Deprem öncesinde ve sonrasında yapılan çalışmalara baktığımızda, hâlâ büyük eksikler olduğunu görüyoruz. Aradan geçen yıllara rağmen, deprem bilinci topluma yeterince aşılanmamış durumda. Evet, binalar yenilendi, kentsel dönüşüm projeleri hayata geçirildi ama bu gerçekten yeterli mi? Yıkılanın yerine aynı yanlışları koymakla bir yere varamayız. Bu durumu en iyi anlatan örneklerden biri, yan yana duran Tavşancıl ve Körfez ilçelerinin yaşadığı farklı kaderlerdir.

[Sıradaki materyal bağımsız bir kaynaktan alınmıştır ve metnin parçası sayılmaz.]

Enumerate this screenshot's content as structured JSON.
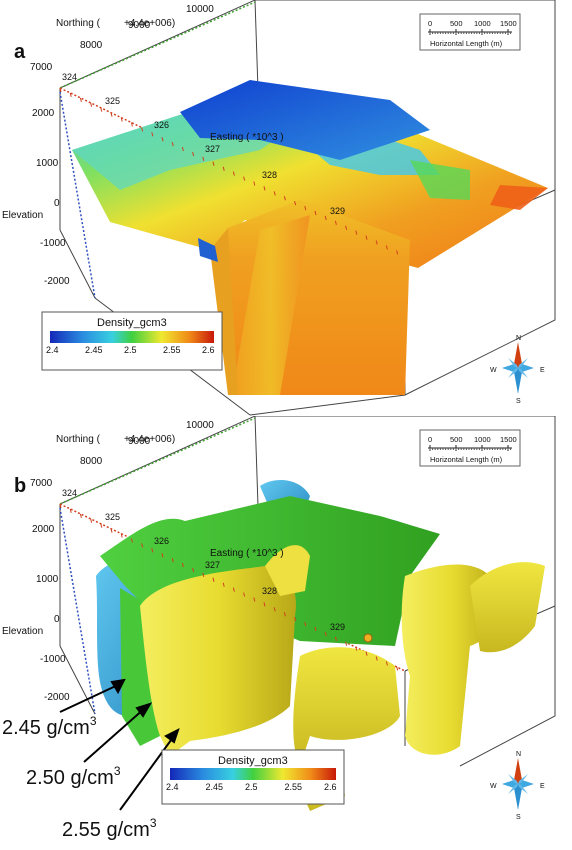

17 Ağustos depreminde Tavşancıl'da bir tuğla bile yerinden oynamazken, Körfez'de binalar yerle bir oldu. Peki, neden? Tavşancıl'da o dönem belediye başkanı olan Salih Gün, bilim insanlarıyla birlikte çalışarak zemin etütleri yaptırdı ve binaların yüksekliğini 2,5 katla sınırlandırdı. Bu karar, yüzlerce insanın hayatını kurtardı. Ama maalesef bu gibi örnekler, nadir bulunur hale geldi. Depremden sağ çıkan Tavşancıl'ın başarısı, doğru planlama ve bilimsel çalışmaların gücünü gösteriyor. Ancak ülke genelinde bu kadar titiz çalışmalar yapılmadığı ortada.

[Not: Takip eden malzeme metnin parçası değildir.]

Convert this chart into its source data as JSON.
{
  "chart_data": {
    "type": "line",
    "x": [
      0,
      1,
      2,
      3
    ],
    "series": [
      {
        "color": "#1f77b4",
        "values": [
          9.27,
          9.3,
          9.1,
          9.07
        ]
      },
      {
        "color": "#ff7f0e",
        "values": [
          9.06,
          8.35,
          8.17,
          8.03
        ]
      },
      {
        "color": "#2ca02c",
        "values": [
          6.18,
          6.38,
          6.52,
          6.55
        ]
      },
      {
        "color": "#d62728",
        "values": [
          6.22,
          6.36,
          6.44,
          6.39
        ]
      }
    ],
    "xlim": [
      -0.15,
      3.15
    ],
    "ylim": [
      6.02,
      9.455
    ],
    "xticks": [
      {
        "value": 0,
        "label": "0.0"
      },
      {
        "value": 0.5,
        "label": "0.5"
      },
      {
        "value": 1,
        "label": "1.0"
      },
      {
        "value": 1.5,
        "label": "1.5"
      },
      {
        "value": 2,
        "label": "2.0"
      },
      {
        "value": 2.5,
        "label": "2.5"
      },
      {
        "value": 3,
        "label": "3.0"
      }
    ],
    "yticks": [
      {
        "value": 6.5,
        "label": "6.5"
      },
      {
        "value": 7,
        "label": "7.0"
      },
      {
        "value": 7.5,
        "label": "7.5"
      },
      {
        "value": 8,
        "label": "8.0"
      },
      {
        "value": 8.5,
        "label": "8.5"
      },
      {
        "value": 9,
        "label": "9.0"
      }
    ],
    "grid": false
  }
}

Bugün baktığımızda, benzer bir büyük depremde İstanbul’un, Kocaeli’nin veya Sakarya’nın ne durumda olacağını tahmin etmek zor değil. Herkesin korkulu rüyası haline gelen büyük İstanbul depremi, gerçekleşirse sadece binaların değil, yaşamların da yıkılacağını biliyoruz. Bugün hala yetersiz denetimler, rant uğruna göz yumulan projeler, imar affıyla legalleştirilen kaçak yapılar, gelecekte yaşanacak acıların habercisi. Unutmayalım ki, deprem doğal bir olaydır ama felaketi insan eliyle yaratıyoruz.

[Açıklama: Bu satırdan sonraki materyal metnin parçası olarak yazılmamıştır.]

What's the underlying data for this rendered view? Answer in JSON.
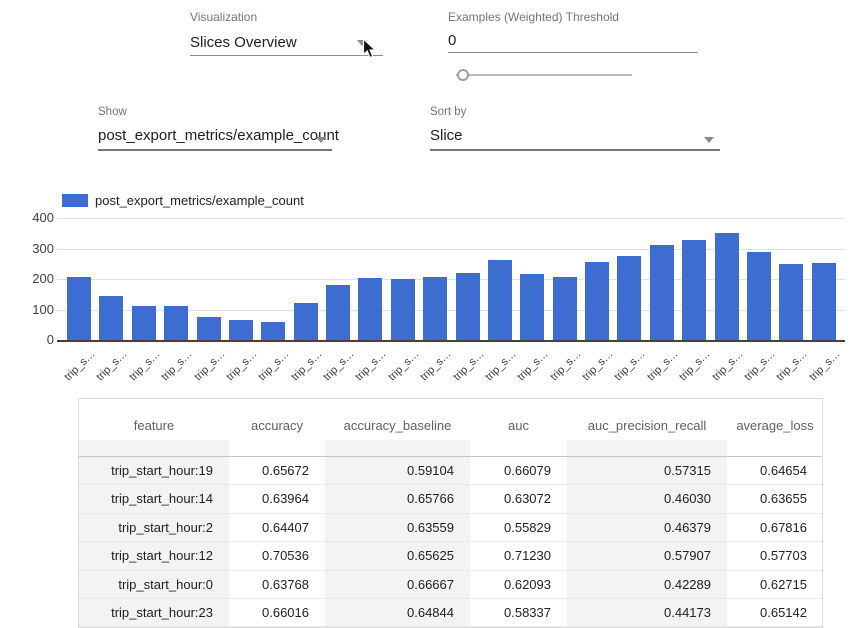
{
  "controls": {
    "visualization": {
      "label": "Visualization",
      "value": "Slices Overview"
    },
    "threshold": {
      "label": "Examples (Weighted) Threshold",
      "value": "0"
    },
    "show": {
      "label": "Show",
      "value": "post_export_metrics/example_count"
    },
    "sort_by": {
      "label": "Sort by",
      "value": "Slice"
    }
  },
  "chart_data": {
    "type": "bar",
    "title": "",
    "legend": "post_export_metrics/example_count",
    "legend_position": "top",
    "bar_color": "#3d6dd1",
    "grid": true,
    "ylim": [
      0,
      400
    ],
    "yticks": [
      0,
      100,
      200,
      300,
      400
    ],
    "categories": [
      "trip_s…",
      "trip_s…",
      "trip_s…",
      "trip_s…",
      "trip_s…",
      "trip_s…",
      "trip_s…",
      "trip_s…",
      "trip_s…",
      "trip_s…",
      "trip_s…",
      "trip_s…",
      "trip_s…",
      "trip_s…",
      "trip_s…",
      "trip_s…",
      "trip_s…",
      "trip_s…",
      "trip_s…",
      "trip_s…",
      "trip_s…",
      "trip_s…",
      "trip_s…",
      "trip_s…"
    ],
    "values": [
      205,
      145,
      113,
      110,
      75,
      65,
      60,
      120,
      180,
      203,
      199,
      208,
      219,
      262,
      215,
      206,
      257,
      274,
      310,
      328,
      350,
      288,
      250,
      254
    ]
  },
  "table": {
    "columns": [
      "feature",
      "accuracy",
      "accuracy_baseline",
      "auc",
      "auc_precision_recall",
      "average_loss"
    ],
    "rows": [
      [
        "trip_start_hour:19",
        "0.65672",
        "0.59104",
        "0.66079",
        "0.57315",
        "0.64654"
      ],
      [
        "trip_start_hour:14",
        "0.63964",
        "0.65766",
        "0.63072",
        "0.46030",
        "0.63655"
      ],
      [
        "trip_start_hour:2",
        "0.64407",
        "0.63559",
        "0.55829",
        "0.46379",
        "0.67816"
      ],
      [
        "trip_start_hour:12",
        "0.70536",
        "0.65625",
        "0.71230",
        "0.57907",
        "0.57703"
      ],
      [
        "trip_start_hour:0",
        "0.63768",
        "0.66667",
        "0.62093",
        "0.42289",
        "0.62715"
      ],
      [
        "trip_start_hour:23",
        "0.66016",
        "0.64844",
        "0.58337",
        "0.44173",
        "0.65142"
      ]
    ]
  }
}
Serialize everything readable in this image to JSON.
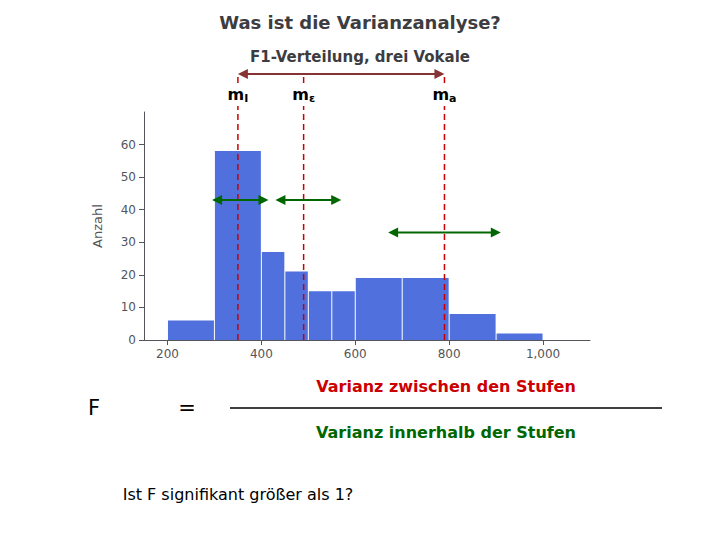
{
  "chart_data": {
    "type": "histogram",
    "title": "Was ist die Varianzanalyse?",
    "subtitle": "F1-Verteilung, drei Vokale",
    "ylabel": "Anzahl",
    "bins": [
      200,
      300,
      400,
      450,
      500,
      550,
      600,
      700,
      800,
      900,
      1000
    ],
    "values": [
      6,
      58,
      27,
      21,
      15,
      15,
      19,
      19,
      8,
      2
    ],
    "xlim": [
      150,
      1100
    ],
    "xticks": [
      200,
      400,
      600,
      800,
      1000
    ],
    "ylim": [
      0,
      70
    ],
    "yticks": [
      0,
      10,
      20,
      30,
      40,
      50,
      60
    ],
    "grid": false,
    "mean_lines": {
      "color": "#cc0000",
      "line_style": "dashed",
      "lines": [
        {
          "x": 350,
          "label": "m",
          "subscript": "I"
        },
        {
          "x": 490,
          "label": "m",
          "subscript": "ε"
        },
        {
          "x": 790,
          "label": "m",
          "subscript": "a"
        }
      ]
    },
    "between_arrow": {
      "from": 350,
      "to": 790,
      "color": "#883333"
    },
    "within_arrows": {
      "color": "#006600",
      "arrows": [
        {
          "from": 295,
          "to": 415,
          "y": 43
        },
        {
          "from": 430,
          "to": 570,
          "y": 43
        },
        {
          "from": 670,
          "to": 910,
          "y": 33
        }
      ]
    },
    "formula": {
      "left": "F",
      "operator": "=",
      "color": "#000000",
      "numerator": {
        "text": "Varianz zwischen den Stufen",
        "color": "#cc0000"
      },
      "denominator": {
        "text": "Varianz innerhalb der Stufen",
        "color": "#006600"
      }
    },
    "bottom_text": "Ist F signifikant größer als 1?"
  }
}
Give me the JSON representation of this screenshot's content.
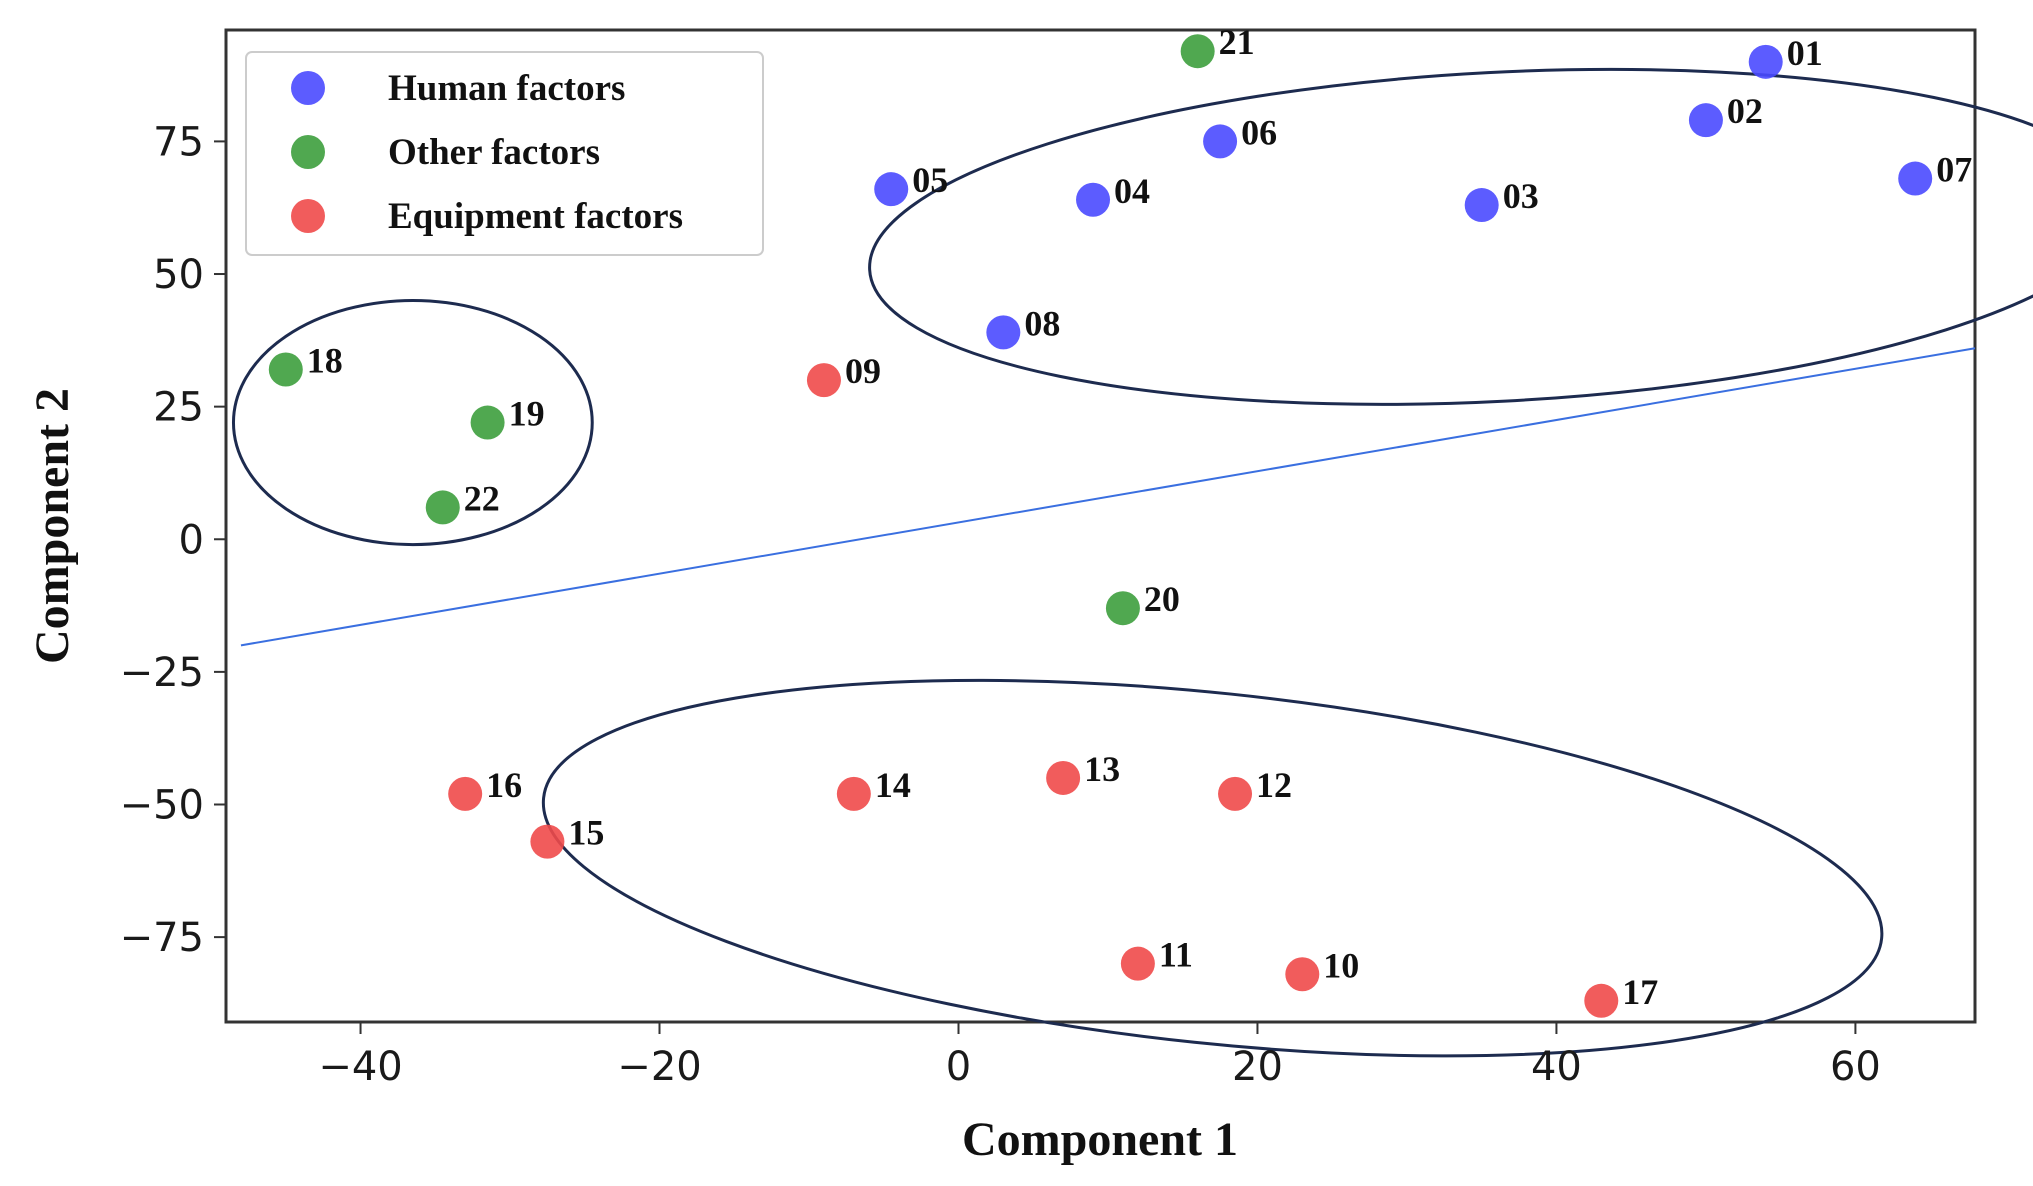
{
  "chart_data": {
    "type": "scatter",
    "title": "",
    "xlabel": "Component 1",
    "ylabel": "Component 2",
    "xlim": [
      -49,
      68
    ],
    "ylim": [
      -91,
      96
    ],
    "xticks": [
      -40,
      -20,
      0,
      20,
      40,
      60
    ],
    "yticks": [
      75,
      50,
      25,
      0,
      -25,
      -50,
      -75
    ],
    "xtick_labels": [
      "−40",
      "−20",
      "0",
      "20",
      "40",
      "60"
    ],
    "ytick_labels": [
      "75",
      "50",
      "25",
      "0",
      "−25",
      "−50",
      "−75"
    ],
    "grid": false,
    "legend_position": "top-left",
    "series": [
      {
        "name": "Human factors",
        "color": "#4a4aff",
        "points": [
          {
            "label": "01",
            "x": 54,
            "y": 90
          },
          {
            "label": "02",
            "x": 50,
            "y": 79
          },
          {
            "label": "03",
            "x": 35,
            "y": 63
          },
          {
            "label": "04",
            "x": 9,
            "y": 64
          },
          {
            "label": "05",
            "x": -4.5,
            "y": 66
          },
          {
            "label": "06",
            "x": 17.5,
            "y": 75
          },
          {
            "label": "07",
            "x": 64,
            "y": 68
          },
          {
            "label": "08",
            "x": 3,
            "y": 39
          }
        ]
      },
      {
        "name": "Other factors",
        "color": "#3d9e3d",
        "points": [
          {
            "label": "18",
            "x": -45,
            "y": 32
          },
          {
            "label": "19",
            "x": -31.5,
            "y": 22
          },
          {
            "label": "20",
            "x": 11,
            "y": -13
          },
          {
            "label": "21",
            "x": 16,
            "y": 92
          },
          {
            "label": "22",
            "x": -34.5,
            "y": 6
          }
        ]
      },
      {
        "name": "Equipment factors",
        "color": "#f04a4a",
        "points": [
          {
            "label": "09",
            "x": -9,
            "y": 30
          },
          {
            "label": "10",
            "x": 23,
            "y": -82
          },
          {
            "label": "11",
            "x": 12,
            "y": -80
          },
          {
            "label": "12",
            "x": 18.5,
            "y": -48
          },
          {
            "label": "13",
            "x": 7,
            "y": -45
          },
          {
            "label": "14",
            "x": -7,
            "y": -48
          },
          {
            "label": "15",
            "x": -27.5,
            "y": -57
          },
          {
            "label": "16",
            "x": -33,
            "y": -48
          },
          {
            "label": "17",
            "x": 43,
            "y": -87
          }
        ]
      }
    ],
    "annotations": {
      "separator_line": {
        "color": "#3a6fe0",
        "from": {
          "x": -48,
          "y": -20
        },
        "to": {
          "x": 68,
          "y": 36
        }
      },
      "cluster_ellipses": [
        {
          "name": "human",
          "cx": 36,
          "cy": 57,
          "rx": 42,
          "ry": 31,
          "rotation_deg": -3
        },
        {
          "name": "other",
          "cx": -36.5,
          "cy": 22,
          "rx": 12,
          "ry": 23,
          "rotation_deg": 0
        },
        {
          "name": "equipment",
          "cx": 17,
          "cy": -62,
          "rx": 45,
          "ry": 33,
          "rotation_deg": 6
        }
      ],
      "ellipse_color": "#1d2b4f"
    }
  }
}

Depreme hazırlık konusunda sadece bina yapılarından değil, toplumsal bilinçten de bahsetmek gerekiyor. Maalesef, deprem tatbikatları, halkın eğitimi, acil durum planları gibi konular hala yeterince ciddiye alınmıyor. Toplum olarak bu konuda duyarsızız ve bu duyarsızlık, yaşanacak bir büyük felaketin bedelini ağırlaştırıyor. İnsanlar, deprem anında ne yapacaklarını bilmiyor; çocuklarımız okullarda yeterince bilgilendirilmiyor. Bu eksiklikler, büyük bir depremde can kaybının artmasına neden olacak.

Depremden korunmanın tek yolu, Tavşancıl örneğinde olduğu gibi bilimsel ve akılcı yaklaşımlarla hareket etmektir. Şehirlerin alt yapısından, bireylerin bilinçlenmesine kadar her adımda dikkatli olmalıyız. Eğer bugün harekete geçmezsek, belki de yüzyılın acısını yaşamaya mahkum olacağız. Bugün bir kez daha hatırlatmak gerekiyor: Deprem değil, ihmal öldürür. Bu acı gerçek, 17 Ağustos gecesinden beri hayatımızın bir parçası ve eğer aynı hataları tekrarlarsak, geçmişte yaşanan acıların katlanarak geri dönmesi kaçınılmaz olacak. Hazır mıyız? Yoksa bu kez daha büyük bir acıya mı sürükleniyoruz?